L'Europe naît en quelque sorte de l'irrigation du continent par les communications
entre la Méditerranée et la mer du Nord. Il faut donc relativiser toutes ces
notions « Orient-Occident », puisque l'Occident naît en Orient.
Comment dissocier le destin de l'Europe de celui de la Méditerranée ?
« Orient-Occident », « Europe-Méditerranée » chacune de ces
notions est génératrice de l'autre.
Une mer brisée
Ce qui est aussi intéressant, c'est que cette mer a été
brisée : pas seulement par la conquête musulmane, elle a été brisée d'abord
par la dualité entre Rome et Byzance et par la dualité entre le monde
occidental et le monde ottoman ; elle s'est brisée aujourd'hui avec cette
séparation entre l'Afrique du Nord et les pays de l'Europe du Sud.

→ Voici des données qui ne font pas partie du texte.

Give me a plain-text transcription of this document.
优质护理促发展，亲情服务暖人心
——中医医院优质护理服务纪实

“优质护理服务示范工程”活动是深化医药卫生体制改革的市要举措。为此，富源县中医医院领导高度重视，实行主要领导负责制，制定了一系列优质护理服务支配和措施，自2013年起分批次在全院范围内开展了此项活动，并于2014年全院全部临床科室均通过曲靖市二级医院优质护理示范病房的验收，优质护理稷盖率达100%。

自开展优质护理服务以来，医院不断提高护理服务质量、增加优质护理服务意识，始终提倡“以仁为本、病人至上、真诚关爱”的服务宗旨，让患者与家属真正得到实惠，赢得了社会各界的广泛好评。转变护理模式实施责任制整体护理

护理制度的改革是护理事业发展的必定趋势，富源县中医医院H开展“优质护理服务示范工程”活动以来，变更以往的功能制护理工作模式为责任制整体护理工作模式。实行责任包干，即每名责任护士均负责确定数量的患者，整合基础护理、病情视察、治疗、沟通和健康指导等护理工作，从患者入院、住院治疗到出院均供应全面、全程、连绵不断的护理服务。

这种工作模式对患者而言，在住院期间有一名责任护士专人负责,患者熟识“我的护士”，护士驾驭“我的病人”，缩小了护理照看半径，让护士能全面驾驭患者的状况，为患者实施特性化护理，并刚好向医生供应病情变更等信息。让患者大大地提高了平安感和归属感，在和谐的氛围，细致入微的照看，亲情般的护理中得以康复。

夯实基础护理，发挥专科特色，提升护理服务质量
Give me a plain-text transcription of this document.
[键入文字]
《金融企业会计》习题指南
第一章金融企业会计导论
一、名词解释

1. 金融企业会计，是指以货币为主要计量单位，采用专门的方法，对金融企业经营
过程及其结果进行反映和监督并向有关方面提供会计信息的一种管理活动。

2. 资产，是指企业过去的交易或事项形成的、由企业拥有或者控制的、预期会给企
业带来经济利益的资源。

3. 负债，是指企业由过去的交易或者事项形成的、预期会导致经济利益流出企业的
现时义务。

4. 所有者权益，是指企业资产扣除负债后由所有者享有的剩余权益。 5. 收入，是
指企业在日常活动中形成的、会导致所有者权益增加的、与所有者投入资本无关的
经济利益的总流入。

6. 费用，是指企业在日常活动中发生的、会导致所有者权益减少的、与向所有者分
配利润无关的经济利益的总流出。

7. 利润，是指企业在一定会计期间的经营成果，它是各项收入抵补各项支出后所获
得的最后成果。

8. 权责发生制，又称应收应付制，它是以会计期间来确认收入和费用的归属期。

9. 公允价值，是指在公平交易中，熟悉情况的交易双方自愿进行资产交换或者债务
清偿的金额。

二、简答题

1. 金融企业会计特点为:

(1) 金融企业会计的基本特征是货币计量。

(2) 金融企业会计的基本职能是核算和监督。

Un grand problème, pour nous maintenant c'est de refaire
communiquer cette Méditerranée. Cette mer brisée s'est lacustrisée, est devenue
lac depuis en gros 1492 et
puis avec la suite, la défaite de l'invincible Armada, la prise de Gibraltar
par les Anglais. Dans ce lac, se sont affrontées les puissances
colonisatrices. C'est une mer dont les grandes brisures ne sont pas effacées,
qu'on voudrait effacer, et c'est une mer aussi qui, aujourd'hui, s'est
affranchie de la période colonisatrice et qui nous apparaît comme une mer
très continentale. Le côté, peut-être admirable, de la Méditerranée, c'est
qu'elle ne s'est pas laissée dévorer par les trois continents qui la chevauchent,
elle a réussi au contraire, à les
« méditerranéiser ». Tout commence avec Athènes qui, par deux fois,
résiste à la continentalisation, c'est-à-dire au déferlement de l'empire perse,
et puis qui ensuite, à peine un siècle plus tard, méditerranéise ce monde, pas
seulement perse, mais le monde asiatique.
Reprendre le dialogue
Alors quels sont les problèmes ? Les problèmes aujourd'hui
sont ceux du développement et du post-développement : il ne suffit pas de
dire : « voici une région sous-développée économiquement qu'il faut
industrialiser » ; nous savons très bien aujourd'hui que
l'hyperindustrialisation conduit à des dégradations écologiques, et pas
seulement écologiques, qui menacent tout un art de vivre. Il y a une
gastrosophie, il y a une vie, il y a un tempérament méditerranéens, mille
choses qui sont aussi menacées par ce qu'on appelle le développement. Il faut
sauver et développer l'art de vivre méditerranéen.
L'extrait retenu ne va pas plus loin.